Personal information
- Date of birth: 29 July 1986 (age 39)
- Place of birth: Basel, Switzerland
- Height: 1.85 m (6 ft 1 in)
- Position(s): Centre-Back Right-Back Defensive Midfielder

Youth career
- FC Amicitia Riehen
- FC Concordia Basel
- 0000–2005: FC Basel

Senior career*
- Years: Team / Apps / (Gls)
- 2005–2006: FC Basel U-21 / 78 / (18)
- 2006–2009: FC Basel / 2 / (0)
- 2008–2009: → Concordia (loan) / 35 / (1)
- 2009–2010: FC Solothurn / 4 / (1)
- 2010: SC Kriens / 10 / (1)
- 2010–2012: Servette FC / 33 / (3)
- 2013–2015: FC Winterthur / 14 / (1)
- 2015: YF Juventus
- 2016–2017: Servette FC / 3 / (0)

International career
- 2007–2008: Switzerland U-21 / 2 / (0)

= Patrik Baumann =

Swiss footballer (born 1986)

Patrik Baumann (born 29 July 1986) is a former Swiss footballer who played as a defender. He usually played as a centre-back, but was also deployed at right-back or in midfield.

==Football career==
Baumann started his children's football with local club Amicitia Riehen. He then moved to FC Concordia Basel and later joined the youth department of FC Basel. Here he advanced through the ranks and won the U-18 championship in 2004. He advanced to the U-21 team during spring of 2004, where he played three successful seasons in the third tier of Swiss football. He advanced to Basel's first team toward the end of their 2006–07 season under head coach Christian Gross, who was in his eighth season in that position.
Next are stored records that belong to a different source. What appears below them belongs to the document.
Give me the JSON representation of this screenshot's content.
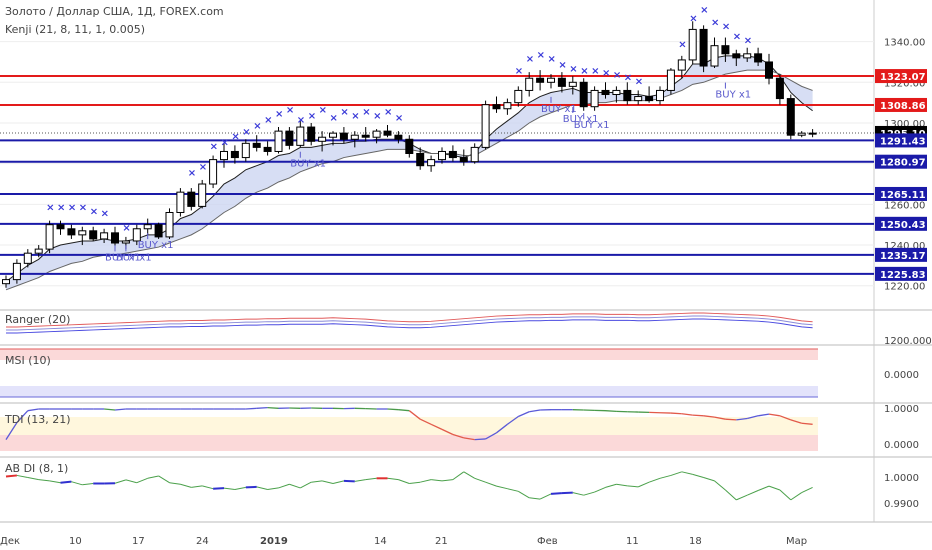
{
  "header": {
    "title": "Золото / Доллар США, 1Д, FOREX.com",
    "indicator": "Kenji (21, 8, 11, 1, 0.005)"
  },
  "colors": {
    "candle_up": "#ffffff",
    "candle_down": "#000000",
    "level_red": "#e31a1a",
    "level_blue": "#1a1aa8",
    "signal_x": "#3a3ad8",
    "band_fill": "#c9d3f0",
    "band_fill_up": "#d6f0c8",
    "tag_dark": "#000000",
    "msi_upper_fill": "#fbd9d9",
    "msi_lower_fill": "#e3e3fb",
    "tdi_fill": "#fff7dd"
  },
  "chart_data": [
    {
      "type": "candlestick",
      "title": "Золото / Доллар США, 1Д, FOREX.com",
      "ylim": [
        1212,
        1358
      ],
      "y_ticks": [
        1220,
        1240,
        1260,
        1280,
        1300,
        1320,
        1340
      ],
      "x_ticks": [
        "Дек",
        "10",
        "17",
        "24",
        "2019",
        "14",
        "21",
        "Фев",
        "11",
        "18",
        "Мар"
      ],
      "ohlc": [
        [
          1221,
          1225,
          1219,
          1223
        ],
        [
          1223,
          1233,
          1221,
          1231
        ],
        [
          1231,
          1238,
          1229,
          1236
        ],
        [
          1236,
          1240,
          1234,
          1238
        ],
        [
          1238,
          1252,
          1236,
          1250
        ],
        [
          1250,
          1252,
          1245,
          1248
        ],
        [
          1248,
          1250,
          1243,
          1245
        ],
        [
          1245,
          1249,
          1240,
          1247
        ],
        [
          1247,
          1249,
          1242,
          1243
        ],
        [
          1243,
          1248,
          1241,
          1246
        ],
        [
          1246,
          1249,
          1239,
          1241
        ],
        [
          1241,
          1244,
          1238,
          1242
        ],
        [
          1242,
          1250,
          1240,
          1248
        ],
        [
          1248,
          1253,
          1245,
          1250
        ],
        [
          1250,
          1251,
          1243,
          1244
        ],
        [
          1244,
          1258,
          1243,
          1256
        ],
        [
          1256,
          1268,
          1254,
          1266
        ],
        [
          1266,
          1268,
          1257,
          1259
        ],
        [
          1259,
          1272,
          1258,
          1270
        ],
        [
          1270,
          1284,
          1268,
          1282
        ],
        [
          1282,
          1290,
          1278,
          1286
        ],
        [
          1286,
          1289,
          1280,
          1283
        ],
        [
          1283,
          1292,
          1281,
          1290
        ],
        [
          1290,
          1294,
          1286,
          1288
        ],
        [
          1288,
          1291,
          1284,
          1286
        ],
        [
          1286,
          1298,
          1285,
          1296
        ],
        [
          1296,
          1298,
          1287,
          1289
        ],
        [
          1289,
          1301,
          1288,
          1298
        ],
        [
          1298,
          1300,
          1289,
          1291
        ],
        [
          1291,
          1296,
          1286,
          1293
        ],
        [
          1293,
          1296,
          1289,
          1295
        ],
        [
          1295,
          1298,
          1290,
          1292
        ],
        [
          1292,
          1296,
          1288,
          1294
        ],
        [
          1294,
          1298,
          1291,
          1293
        ],
        [
          1293,
          1297,
          1290,
          1296
        ],
        [
          1296,
          1299,
          1293,
          1294
        ],
        [
          1294,
          1296,
          1290,
          1292
        ],
        [
          1292,
          1294,
          1283,
          1285
        ],
        [
          1285,
          1288,
          1277,
          1279
        ],
        [
          1279,
          1284,
          1276,
          1282
        ],
        [
          1282,
          1288,
          1280,
          1286
        ],
        [
          1286,
          1289,
          1281,
          1283
        ],
        [
          1283,
          1287,
          1279,
          1281
        ],
        [
          1281,
          1290,
          1280,
          1288
        ],
        [
          1288,
          1311,
          1287,
          1309
        ],
        [
          1309,
          1313,
          1305,
          1307
        ],
        [
          1307,
          1312,
          1304,
          1310
        ],
        [
          1310,
          1318,
          1308,
          1316
        ],
        [
          1316,
          1325,
          1313,
          1322
        ],
        [
          1322,
          1326,
          1316,
          1320
        ],
        [
          1320,
          1324,
          1317,
          1322
        ],
        [
          1322,
          1325,
          1315,
          1318
        ],
        [
          1318,
          1323,
          1314,
          1320
        ],
        [
          1320,
          1322,
          1306,
          1308
        ],
        [
          1308,
          1318,
          1306,
          1316
        ],
        [
          1316,
          1320,
          1312,
          1314
        ],
        [
          1314,
          1318,
          1310,
          1316
        ],
        [
          1316,
          1320,
          1309,
          1311
        ],
        [
          1311,
          1316,
          1309,
          1313
        ],
        [
          1313,
          1318,
          1310,
          1311
        ],
        [
          1311,
          1318,
          1309,
          1316
        ],
        [
          1316,
          1327,
          1314,
          1326
        ],
        [
          1326,
          1333,
          1322,
          1331
        ],
        [
          1331,
          1350,
          1329,
          1346
        ],
        [
          1346,
          1348,
          1325,
          1328
        ],
        [
          1328,
          1342,
          1327,
          1338
        ],
        [
          1338,
          1342,
          1330,
          1334
        ],
        [
          1334,
          1336,
          1328,
          1332
        ],
        [
          1332,
          1337,
          1330,
          1334
        ],
        [
          1334,
          1337,
          1328,
          1330
        ],
        [
          1330,
          1334,
          1319,
          1322
        ],
        [
          1322,
          1324,
          1309,
          1312
        ],
        [
          1312,
          1314,
          1292,
          1294
        ],
        [
          1294,
          1296,
          1293,
          1295
        ],
        [
          1295,
          1297,
          1293,
          1295
        ]
      ],
      "ema_fast": [
        1222,
        1226,
        1230,
        1233,
        1238,
        1240,
        1241,
        1242,
        1242,
        1243,
        1242,
        1242,
        1243,
        1245,
        1245,
        1248,
        1253,
        1255,
        1259,
        1264,
        1270,
        1273,
        1277,
        1279,
        1281,
        1284,
        1285,
        1288,
        1288,
        1289,
        1290,
        1290,
        1291,
        1291,
        1292,
        1292,
        1292,
        1290,
        1287,
        1285,
        1285,
        1284,
        1283,
        1285,
        1292,
        1297,
        1301,
        1305,
        1310,
        1313,
        1315,
        1316,
        1317,
        1315,
        1315,
        1315,
        1315,
        1314,
        1314,
        1313,
        1314,
        1318,
        1322,
        1329,
        1329,
        1332,
        1333,
        1333,
        1333,
        1332,
        1329,
        1323,
        1315,
        1310,
        1306
      ],
      "ema_slow": [
        1218,
        1220,
        1222,
        1224,
        1227,
        1229,
        1231,
        1232,
        1234,
        1235,
        1235,
        1236,
        1237,
        1238,
        1239,
        1241,
        1243,
        1245,
        1248,
        1252,
        1256,
        1259,
        1263,
        1266,
        1268,
        1271,
        1273,
        1276,
        1278,
        1280,
        1281,
        1283,
        1284,
        1285,
        1286,
        1287,
        1287,
        1287,
        1286,
        1285,
        1285,
        1285,
        1284,
        1284,
        1287,
        1290,
        1293,
        1296,
        1300,
        1303,
        1305,
        1307,
        1309,
        1309,
        1310,
        1310,
        1311,
        1311,
        1311,
        1311,
        1312,
        1314,
        1316,
        1319,
        1320,
        1322,
        1324,
        1325,
        1326,
        1326,
        1326,
        1324,
        1321,
        1318,
        1316
      ],
      "levels": [
        {
          "value": 1323.07,
          "label": "1323.07",
          "color": "red"
        },
        {
          "value": 1308.86,
          "label": "1308.86",
          "color": "red"
        },
        {
          "value": 1295.1,
          "label": "1295.10",
          "color": "dark"
        },
        {
          "value": 1291.43,
          "label": "1291.43",
          "color": "blue"
        },
        {
          "value": 1280.97,
          "label": "1280.97",
          "color": "blue"
        },
        {
          "value": 1265.11,
          "label": "1265.11",
          "color": "blue"
        },
        {
          "value": 1250.43,
          "label": "1250.43",
          "color": "blue"
        },
        {
          "value": 1235.17,
          "label": "1235.17",
          "color": "blue"
        },
        {
          "value": 1225.83,
          "label": "1225.83",
          "color": "blue"
        }
      ],
      "x_signals": [
        {
          "i": 4,
          "v": 1257
        },
        {
          "i": 5,
          "v": 1257
        },
        {
          "i": 6,
          "v": 1257
        },
        {
          "i": 7,
          "v": 1257
        },
        {
          "i": 8,
          "v": 1255
        },
        {
          "i": 9,
          "v": 1254
        },
        {
          "i": 11,
          "v": 1247
        },
        {
          "i": 17,
          "v": 1274
        },
        {
          "i": 18,
          "v": 1277
        },
        {
          "i": 19,
          "v": 1287
        },
        {
          "i": 20,
          "v": 1289
        },
        {
          "i": 21,
          "v": 1292
        },
        {
          "i": 22,
          "v": 1294
        },
        {
          "i": 23,
          "v": 1297
        },
        {
          "i": 24,
          "v": 1300
        },
        {
          "i": 25,
          "v": 1303
        },
        {
          "i": 26,
          "v": 1305
        },
        {
          "i": 27,
          "v": 1300
        },
        {
          "i": 28,
          "v": 1302
        },
        {
          "i": 29,
          "v": 1305
        },
        {
          "i": 30,
          "v": 1301
        },
        {
          "i": 31,
          "v": 1304
        },
        {
          "i": 32,
          "v": 1302
        },
        {
          "i": 33,
          "v": 1304
        },
        {
          "i": 34,
          "v": 1302
        },
        {
          "i": 35,
          "v": 1304
        },
        {
          "i": 36,
          "v": 1301
        },
        {
          "i": 47,
          "v": 1324
        },
        {
          "i": 48,
          "v": 1330
        },
        {
          "i": 49,
          "v": 1332
        },
        {
          "i": 50,
          "v": 1330
        },
        {
          "i": 51,
          "v": 1327
        },
        {
          "i": 52,
          "v": 1325
        },
        {
          "i": 53,
          "v": 1324
        },
        {
          "i": 54,
          "v": 1324
        },
        {
          "i": 55,
          "v": 1323
        },
        {
          "i": 56,
          "v": 1322
        },
        {
          "i": 57,
          "v": 1321
        },
        {
          "i": 58,
          "v": 1319
        },
        {
          "i": 62,
          "v": 1337
        },
        {
          "i": 63,
          "v": 1350
        },
        {
          "i": 64,
          "v": 1354
        },
        {
          "i": 65,
          "v": 1348
        },
        {
          "i": 66,
          "v": 1346
        },
        {
          "i": 67,
          "v": 1341
        },
        {
          "i": 68,
          "v": 1339
        }
      ],
      "buy_annotations": [
        {
          "i": 11,
          "v": 1232,
          "text": "BUY x1"
        },
        {
          "i": 13,
          "v": 1238,
          "text": "BUY x1"
        },
        {
          "i": 10,
          "v": 1232,
          "text": "BUY x1"
        },
        {
          "i": 27,
          "v": 1278,
          "text": "BUY x1"
        },
        {
          "i": 50,
          "v": 1305,
          "text": "BUY x1"
        },
        {
          "i": 52,
          "v": 1300,
          "text": "BUY x1"
        },
        {
          "i": 53,
          "v": 1297,
          "text": "BUY x1"
        },
        {
          "i": 66,
          "v": 1312,
          "text": "BUY x1"
        }
      ]
    },
    {
      "type": "line",
      "title": "Ranger (20)",
      "y_ticks": [
        "1200.0000"
      ],
      "series": [
        {
          "values": [
            48,
            48,
            49,
            50,
            51,
            52,
            53,
            54,
            55,
            56,
            57,
            58,
            59,
            60,
            61,
            62,
            62,
            63,
            63,
            64,
            64,
            65,
            66,
            66,
            67,
            67,
            68,
            68,
            68,
            68,
            69,
            68,
            67,
            66,
            64,
            62,
            61,
            60,
            60,
            61,
            63,
            65,
            67,
            69,
            71,
            73,
            74,
            75,
            76,
            76,
            77,
            77,
            78,
            78,
            78,
            77,
            77,
            77,
            76,
            76,
            77,
            78,
            79,
            80,
            80,
            79,
            78,
            77,
            76,
            75,
            73,
            70,
            66,
            62,
            60
          ]
        }
      ]
    },
    {
      "type": "line",
      "title": "MSI (10)",
      "y_ticks": [
        "0.0000"
      ]
    },
    {
      "type": "line",
      "title": "TDI (13, 21)",
      "y_ticks": [
        "1.0000",
        "0.0000"
      ],
      "series": [
        {
          "values": [
            0.1,
            0.6,
            0.95,
            1.0,
            1.0,
            1.0,
            1.0,
            1.0,
            1.0,
            1.0,
            0.97,
            1.0,
            1.0,
            1.0,
            1.0,
            1.0,
            1.0,
            1.0,
            1.0,
            1.0,
            1.0,
            1.0,
            1.0,
            1.02,
            1.04,
            1.02,
            1.03,
            1.02,
            1.03,
            1.02,
            1.02,
            1.01,
            1.02,
            1.01,
            1.0,
            1.0,
            0.98,
            0.95,
            0.7,
            0.55,
            0.4,
            0.25,
            0.15,
            0.1,
            0.12,
            0.3,
            0.55,
            0.78,
            0.92,
            0.97,
            0.98,
            0.98,
            0.98,
            0.97,
            0.96,
            0.95,
            0.93,
            0.92,
            0.91,
            0.9,
            0.89,
            0.88,
            0.86,
            0.82,
            0.8,
            0.76,
            0.7,
            0.68,
            0.72,
            0.8,
            0.85,
            0.8,
            0.68,
            0.58,
            0.55
          ]
        }
      ]
    },
    {
      "type": "line",
      "title": "AB DI (8, 1)",
      "y_ticks": [
        "1.0000",
        "0.9900"
      ],
      "series": [
        {
          "values": [
            1.0002,
            1.0006,
            0.9998,
            0.999,
            0.9985,
            0.9978,
            0.9982,
            0.997,
            0.9975,
            0.9975,
            0.9976,
            0.9989,
            0.9978,
            0.9995,
            1.0004,
            0.9978,
            0.9972,
            0.996,
            0.9966,
            0.9955,
            0.9957,
            0.9952,
            0.996,
            0.9962,
            0.9952,
            0.9958,
            0.9972,
            0.9958,
            0.998,
            0.9985,
            0.9975,
            0.9985,
            0.9983,
            0.999,
            0.9995,
            0.9995,
            0.999,
            0.9975,
            0.998,
            0.999,
            0.9985,
            0.999,
            1.002,
            0.9995,
            0.998,
            0.9965,
            0.9955,
            0.9945,
            0.992,
            0.9915,
            0.9935,
            0.9938,
            0.994,
            0.993,
            0.9942,
            0.996,
            0.9972,
            0.9966,
            0.9962,
            0.998,
            0.9995,
            1.0006,
            1.002,
            1.001,
            0.9998,
            0.9985,
            0.995,
            0.9912,
            0.993,
            0.9948,
            0.9965,
            0.995,
            0.9912,
            0.994,
            0.996
          ]
        }
      ]
    }
  ]
}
After playing in six test games Baumann played his domestic league debut for the club in the away game in the Stade Tourbillon on 20 August 2006 as Basel suffered a 4–2 defeat against Sion. In January 2008 Baumann was loaned out to FC Concordia Basel, who played second tier, for six months to gain first-team experience. He became an important player for Concordia, playing thirteen games and scoring one goal, during his time there. He returned to FC Basel in the summer but Concordia were keen to acquire his services for another season and Basel allowed him to move there on another six-month loan spell.

He returned to Basel in the Summer of 2009 and on 2 September 2009 he went on trial to FC Schalke 04. But this was not successful. After failed negotiations to extend his contract for a further three years with Basel, Baumann was without a club for a few months due to a foot operation. During his time with their first team, Baumann played a total of 19 games for Basel without scoring a goal. Two of these games were in the Swiss Super League, three in the Swiss Cup and 14 were friendly games.
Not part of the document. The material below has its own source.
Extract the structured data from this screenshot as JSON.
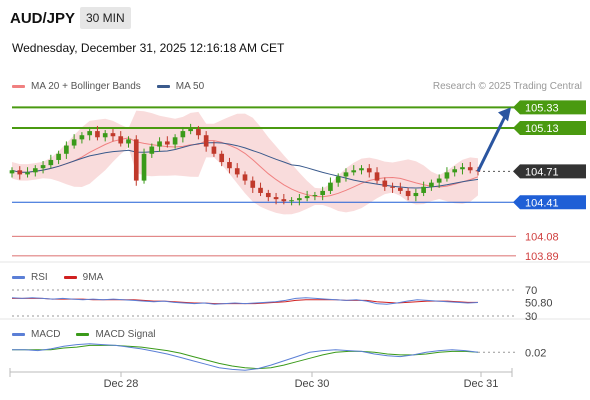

After spells with FC Solothurn and SC Kriens, Baumann joined Servette FC in 2010. He was one of Servette's most used players during the 2010-11 Swiss Challenge League season. In the club's promotion/relegation play-off against AC Bellinzona, Baumann scored Servette's second and third goals as the club won 3–1, gaining promotion to the Swiss Super League. After a promising start in the top flight in the 2011–12 season, Baumann severely injured his knee in a match against FC Lucerne, and missed the rest of the season.

In January 2016 Servette FC announced that they were re-signing Patrick Baumann. He initially signed on a 6-month contract with an option for 2 more seasons as well as integration into the academy.